The pair were originally sentenced to five years of supervised probation. With their reduced sentence, the number of years they’ll be on probation hasn’t been lessened, but the Martins have been dropped from supervised to unsupervised probation, and they’ll also now be allowed to pursue expungement of their charges after three years, per The Daily Dot.

DaddyOFive came to law enforcement officials’ attention in early 2017 after a number of complaints from viewers. The Martins, who at the time had around 800,000 subscribers, posted numerous videos of their five children — particularly their youngest son Cody — in distress after being the victim of cruel pranks. (Three of the pairs’ children are Heather’s sons, and two are Michael’s from a previous marriage. The Martins lost custody of Michael’s sons in May 2017 during a police investigation into the couple.)

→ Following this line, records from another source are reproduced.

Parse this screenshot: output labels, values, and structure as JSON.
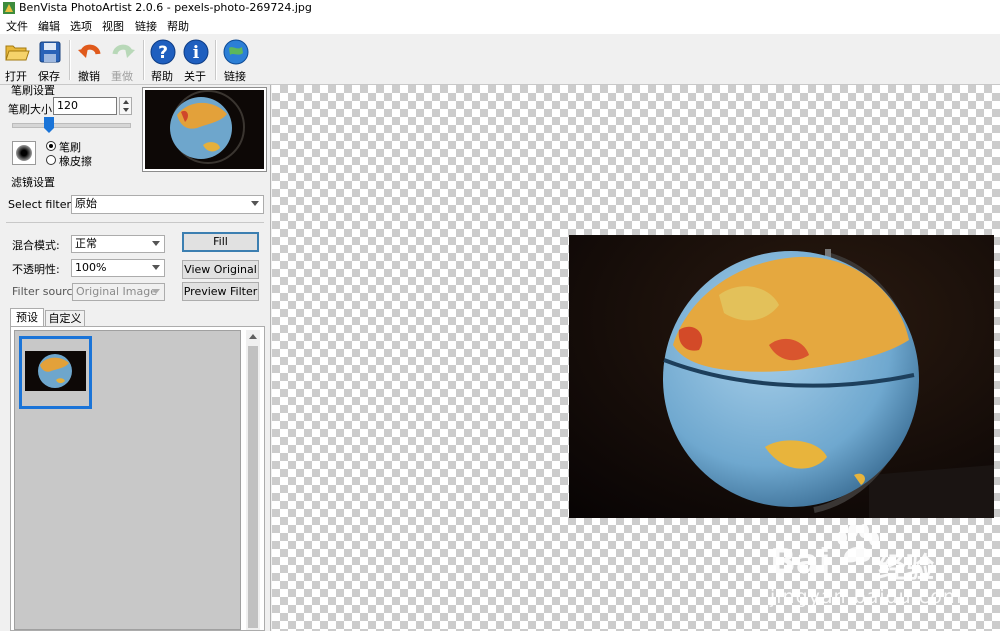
{
  "window": {
    "title": "BenVista PhotoArtist 2.0.6 - pexels-photo-269724.jpg"
  },
  "menu": [
    "文件",
    "编辑",
    "选项",
    "视图",
    "链接",
    "帮助"
  ],
  "toolbar": {
    "open": "打开",
    "save": "保存",
    "undo": "撤销",
    "redo": "重做",
    "help": "帮助",
    "about": "关于",
    "link": "链接"
  },
  "brush": {
    "group_title": "笔刷设置",
    "size_label": "笔刷大小:",
    "size_value": "120",
    "slider_fraction": 0.3,
    "mode_brush": "笔刷",
    "mode_eraser": "橡皮擦",
    "selected_mode": "brush"
  },
  "filter": {
    "group_title": "滤镜设置",
    "select_label": "Select filter:",
    "select_value": "原始",
    "blend_label": "混合模式:",
    "blend_value": "正常",
    "opacity_label": "不透明性:",
    "opacity_value": "100%",
    "source_label": "Filter source:",
    "source_value": "Original Image",
    "fill_button": "Fill",
    "view_original_button": "View Original",
    "preview_filter_button": "Preview Filter"
  },
  "tabs": [
    "预设",
    "自定义"
  ],
  "active_tab": "预设",
  "watermark": {
    "brand": "Bai",
    "brand_tail": "经验",
    "url": "jingyan.baidu.com"
  },
  "colors": {
    "selection_blue": "#1a74d8",
    "help_blue": "#1f5fbf"
  }
}
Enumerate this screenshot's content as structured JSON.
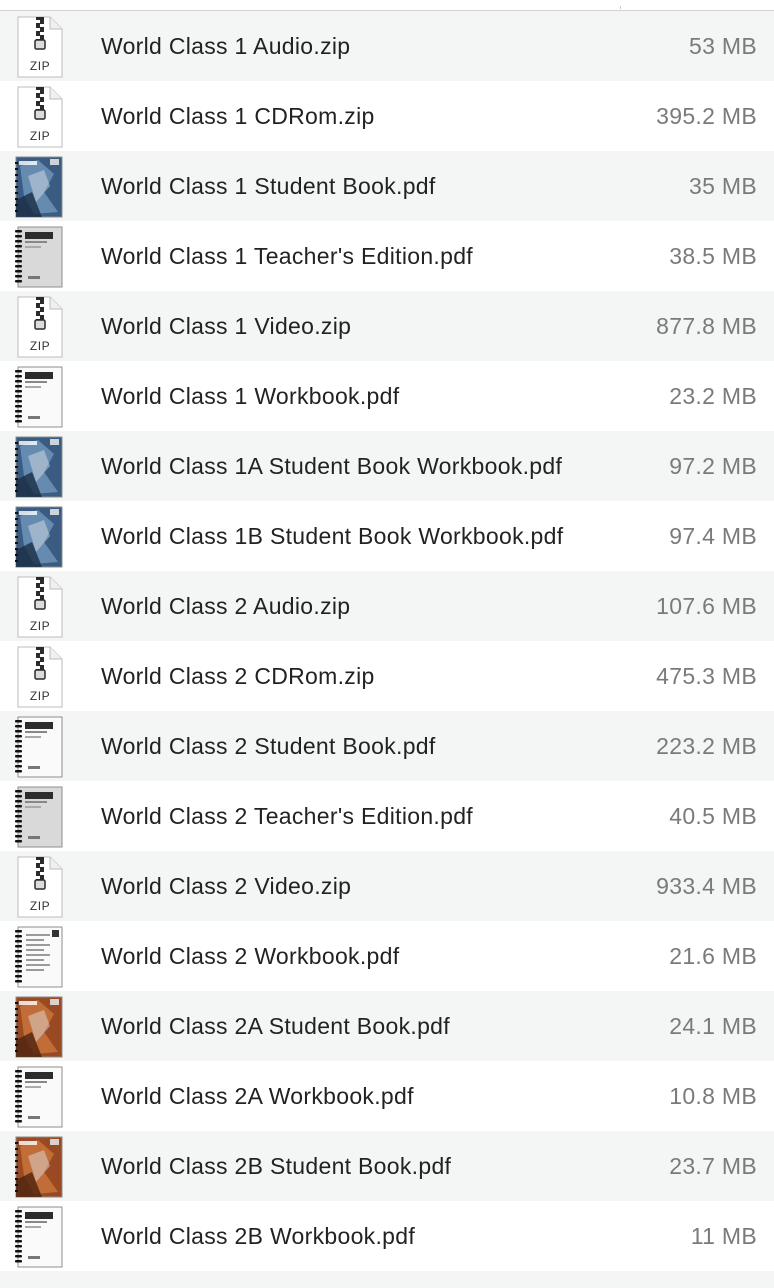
{
  "files": [
    {
      "name": "World Class 1 Audio.zip",
      "size": "53 MB",
      "icon": "zip-file-icon",
      "type": "zip"
    },
    {
      "name": "World Class 1 CDRom.zip",
      "size": "395.2 MB",
      "icon": "zip-file-icon",
      "type": "zip"
    },
    {
      "name": "World Class 1 Student Book.pdf",
      "size": "35 MB",
      "icon": "pdf-blue-cover-icon",
      "type": "cover-blue"
    },
    {
      "name": "World Class 1 Teacher's Edition.pdf",
      "size": "38.5 MB",
      "icon": "pdf-spiral-gray-icon",
      "type": "spiral-gray"
    },
    {
      "name": "World Class 1 Video.zip",
      "size": "877.8 MB",
      "icon": "zip-file-icon",
      "type": "zip"
    },
    {
      "name": "World Class 1 Workbook.pdf",
      "size": "23.2 MB",
      "icon": "pdf-spiral-white-icon",
      "type": "spiral-white"
    },
    {
      "name": "World Class 1A Student Book Workbook.pdf",
      "size": "97.2 MB",
      "icon": "pdf-blue-cover-icon",
      "type": "cover-blue"
    },
    {
      "name": "World Class 1B Student Book Workbook.pdf",
      "size": "97.4 MB",
      "icon": "pdf-blue-cover-icon",
      "type": "cover-blue"
    },
    {
      "name": "World Class 2 Audio.zip",
      "size": "107.6 MB",
      "icon": "zip-file-icon",
      "type": "zip"
    },
    {
      "name": "World Class 2 CDRom.zip",
      "size": "475.3 MB",
      "icon": "zip-file-icon",
      "type": "zip"
    },
    {
      "name": "World Class 2 Student Book.pdf",
      "size": "223.2 MB",
      "icon": "pdf-spiral-white-icon",
      "type": "spiral-white"
    },
    {
      "name": "World Class 2 Teacher's Edition.pdf",
      "size": "40.5 MB",
      "icon": "pdf-spiral-gray-icon",
      "type": "spiral-gray"
    },
    {
      "name": "World Class 2 Video.zip",
      "size": "933.4 MB",
      "icon": "zip-file-icon",
      "type": "zip"
    },
    {
      "name": "World Class 2 Workbook.pdf",
      "size": "21.6 MB",
      "icon": "pdf-spiral-doc-icon",
      "type": "spiral-doc"
    },
    {
      "name": "World Class 2A Student Book.pdf",
      "size": "24.1 MB",
      "icon": "pdf-orange-cover-icon",
      "type": "cover-orange"
    },
    {
      "name": "World Class 2A Workbook.pdf",
      "size": "10.8 MB",
      "icon": "pdf-spiral-white-icon",
      "type": "spiral-white"
    },
    {
      "name": "World Class 2B Student Book.pdf",
      "size": "23.7 MB",
      "icon": "pdf-orange-cover-icon",
      "type": "cover-orange"
    },
    {
      "name": "World Class 2B Workbook.pdf",
      "size": "11 MB",
      "icon": "pdf-spiral-white-icon",
      "type": "spiral-white"
    }
  ],
  "icon_labels": {
    "zip": "ZIP"
  },
  "colors": {
    "name_text": "#222222",
    "size_text": "#7a7a7a",
    "row_alt": "#f4f5f5"
  }
}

In one particularly notorious video, Heather and Michael splashed invisible ink on the light carpet of a bedroom, then screamed accusations at their sobbing children, demanding to know why they were lying about having ruined the carpet. That video, along with the rest of their content, was deleted by YouTube after the Martins were convicted.

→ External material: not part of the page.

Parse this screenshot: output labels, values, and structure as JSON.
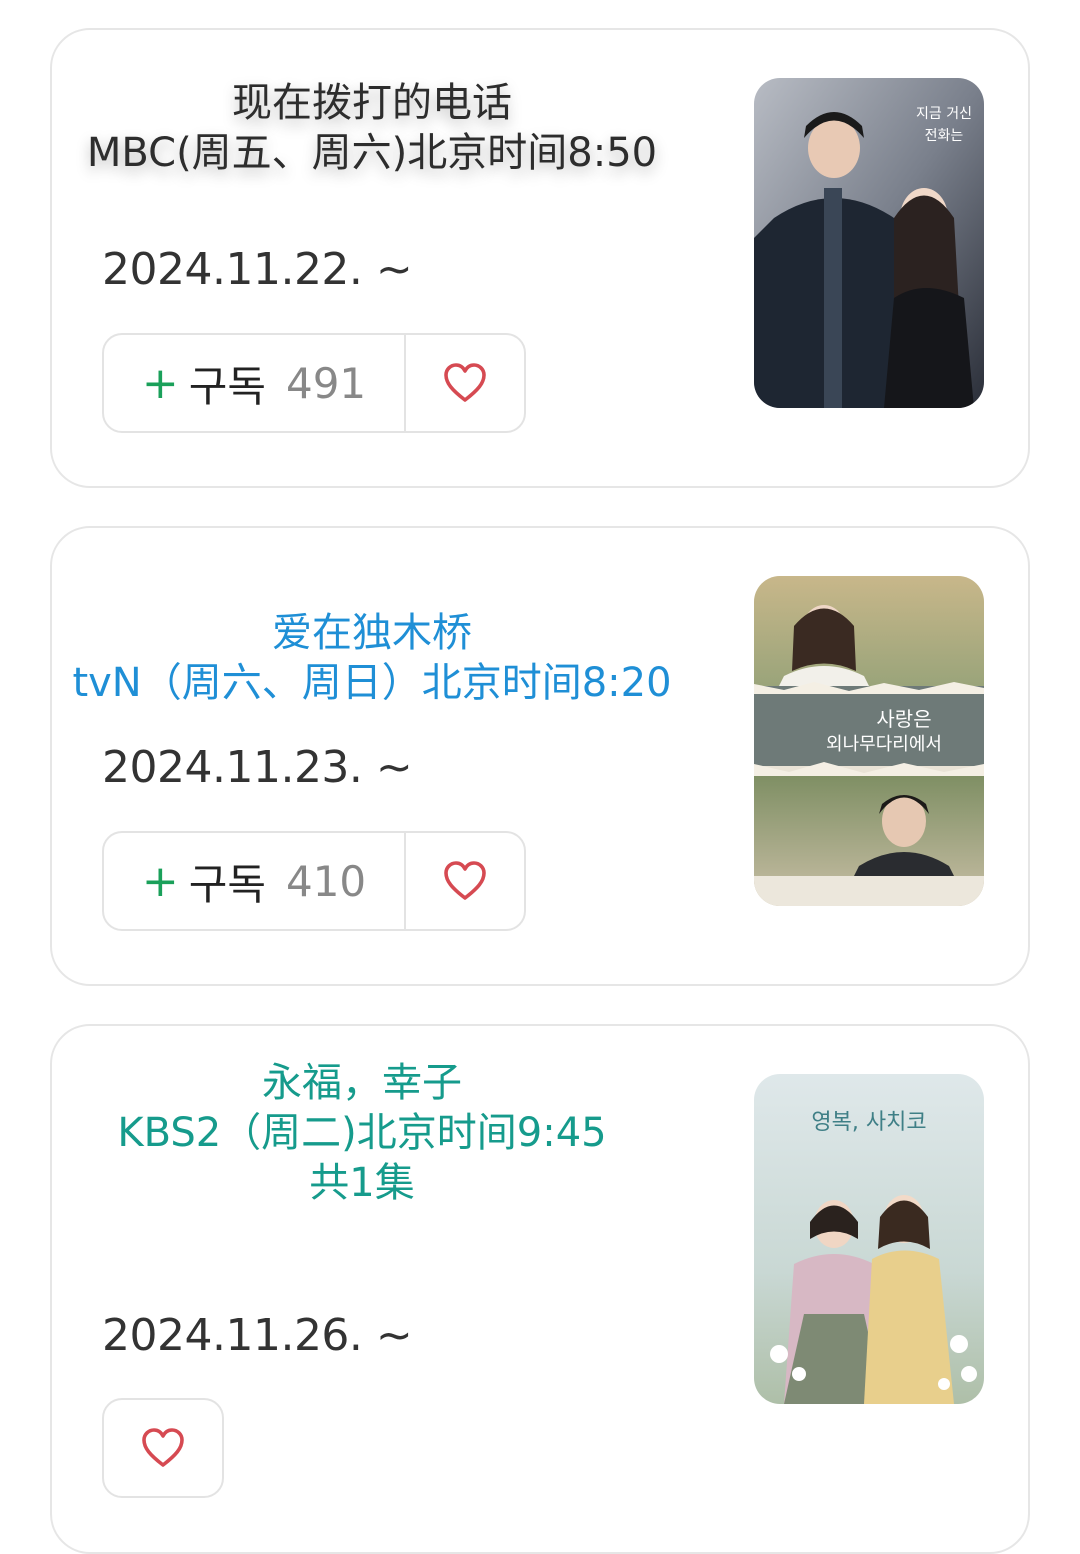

One condition of their 2017 convictions barred the Martins from making further content of their children. However, after they were convicted, they continued making content similar to their FamilyOFive videos on the channels FamilyOFive and FamilyOFive Gaming. YouTube terminated those channels in July 2018.

But there are allegations that the deletion of those channels hasn’t stopped the couple from making videos of their children. During the legal proceedings ahead of the Martins’ sentencing reduction, Maryland judge Theresa M. Adams received a statement from the mother of Michael’s two children alleging that Michael “continues to make videos and has a paid web page [sic] making money off of the children,” The Daily Dot reports. (Tubefilter could not find any active YouTube channels that appear to belong to the Martins, and could not locate an external webpage.)

It’s unclear why the judge would lower the couple’s probation level and allow expungement in the face of multiple alleged violations of their sentencing terms. She did, during their re-sentencing, tell the couple again that they’re not allowed to make vlogs featuring their children, and that they must continue to work with YouTube to remove all their previous content (likely including the significant number of reuploads from other users).

At the time of FamilyOFive and FamilyOFive Gaming’s terminations, YouTube issued a statement about the Martins, saying, “Content that endangers children is unacceptable to us. We have worked extensively alongside experts in child safety to make sure we have strict policies and are aggressively enforcing them.”